Sesenta y cuatro casillas y un número casi infinito de posibilidades en un campo de batalla claro oscuro, donde las piezas esculpidas en madera emergían tenuemente iluminadas por las luces del salón. Utilizando ese tablero se enfrentaban dos rivales, el hombre con blancas representado por un viejo gran maestro internacional y una computadora de última generación con negras, en una partida pactada sin límite de tiempo, donde la computadora tendría la obligación de contestar en el mismo lapso empleado en su jugada anterior por el hombre. Se trataba de un mach que tendría como límite la muerte y que había sido propuesto por el gran maestro que ya tenía 70 años.

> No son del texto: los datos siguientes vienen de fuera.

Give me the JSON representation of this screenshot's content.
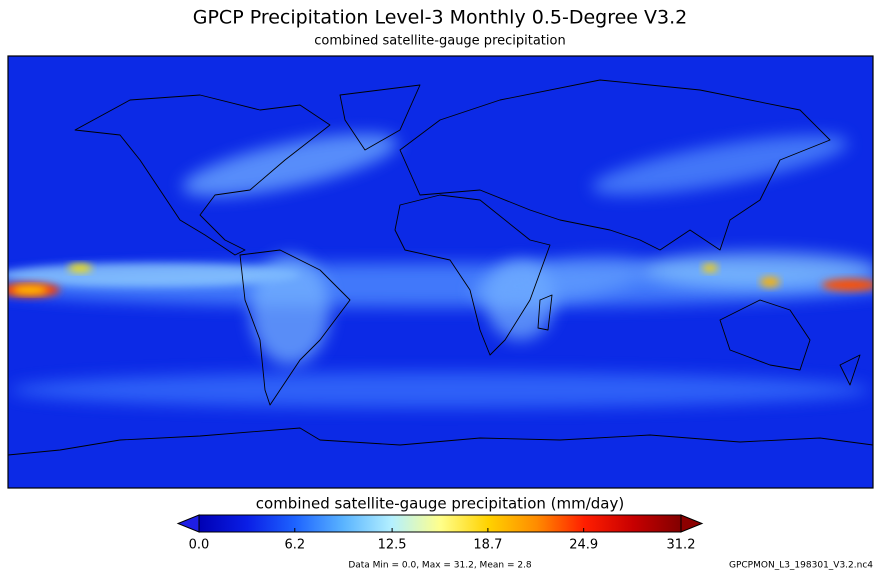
{
  "header": {
    "title": "GPCP Precipitation Level-3 Monthly 0.5-Degree V3.2",
    "subtitle": "combined satellite-gauge precipitation"
  },
  "colorbar": {
    "label": "combined satellite-gauge precipitation (mm/day)",
    "lim": [
      0,
      31.2
    ],
    "ticks": [
      {
        "value": 0,
        "label": "0.0"
      },
      6.2,
      12.5,
      18.7,
      24.9,
      31.2
    ],
    "colors": [
      "#0000b4",
      "#0a1ee6",
      "#1e64ff",
      "#5ab4ff",
      "#b4f0ff",
      "#ffff8c",
      "#ffd200",
      "#ff8c00",
      "#ff1e00",
      "#c80000",
      "#820000"
    ],
    "under_color": "#1e1ee6",
    "over_color": "#8c0000"
  },
  "footer": {
    "stats": "Data Min = 0.0, Max = 31.2, Mean = 2.8",
    "filename": "GPCPMON_L3_198301_V3.2.nc4"
  }
}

Era un desafío muy difícil y había afirmado que vencería a la computadora, regulando su tiempo de reflexión y análisis hasta que se aproximara el tiempo de su muerte, teniendo en cuenta que las partidas de ajedrez pueden llegar como promedio a algo más de las 50 jugadas.

Luego de algunos años, se acercaba el final de la partida. La computadora había contestado con un seguro movimiento, realizando el análisis con su fuerza bruta de una infinidad de combinaciones posibles.

Había sido una precisa jugada que la conducía a una línea de respuesta que su programa ya había analizado y que seguramente la llevaría a un desenlace satisfactorio.

Le tocaba jugar ahora al anciano maestro. Pero éste, en cambio, no parecía tener prisa. El tiempo se había detenido en sus ojos y en el movimiento de su mano, que se alzaba leve sobre todas las piezas como si no supiera cual escoger. Realmente su situación no era del todo favorable. Se tomó todo el tiempo necesario para pensar y al final encontró la jugada genial y milagrosa.

Le tocaba jugar a la computadora y evidentemente para ella era una jugada no prevista y complicada para resolver y comenzó el análisis de las infinitas variantes que se producirían y después de varios días aún no había contestado y se acercaba el tiempo pactado que disponía para su movimiento.

Fue allí que el anciano sonrió para sus adentros, cuando se percató en un momento determinado, que un tenue y casi imperceptible hilito de humo había comenzando a aparecer de la carcasa de su adversario.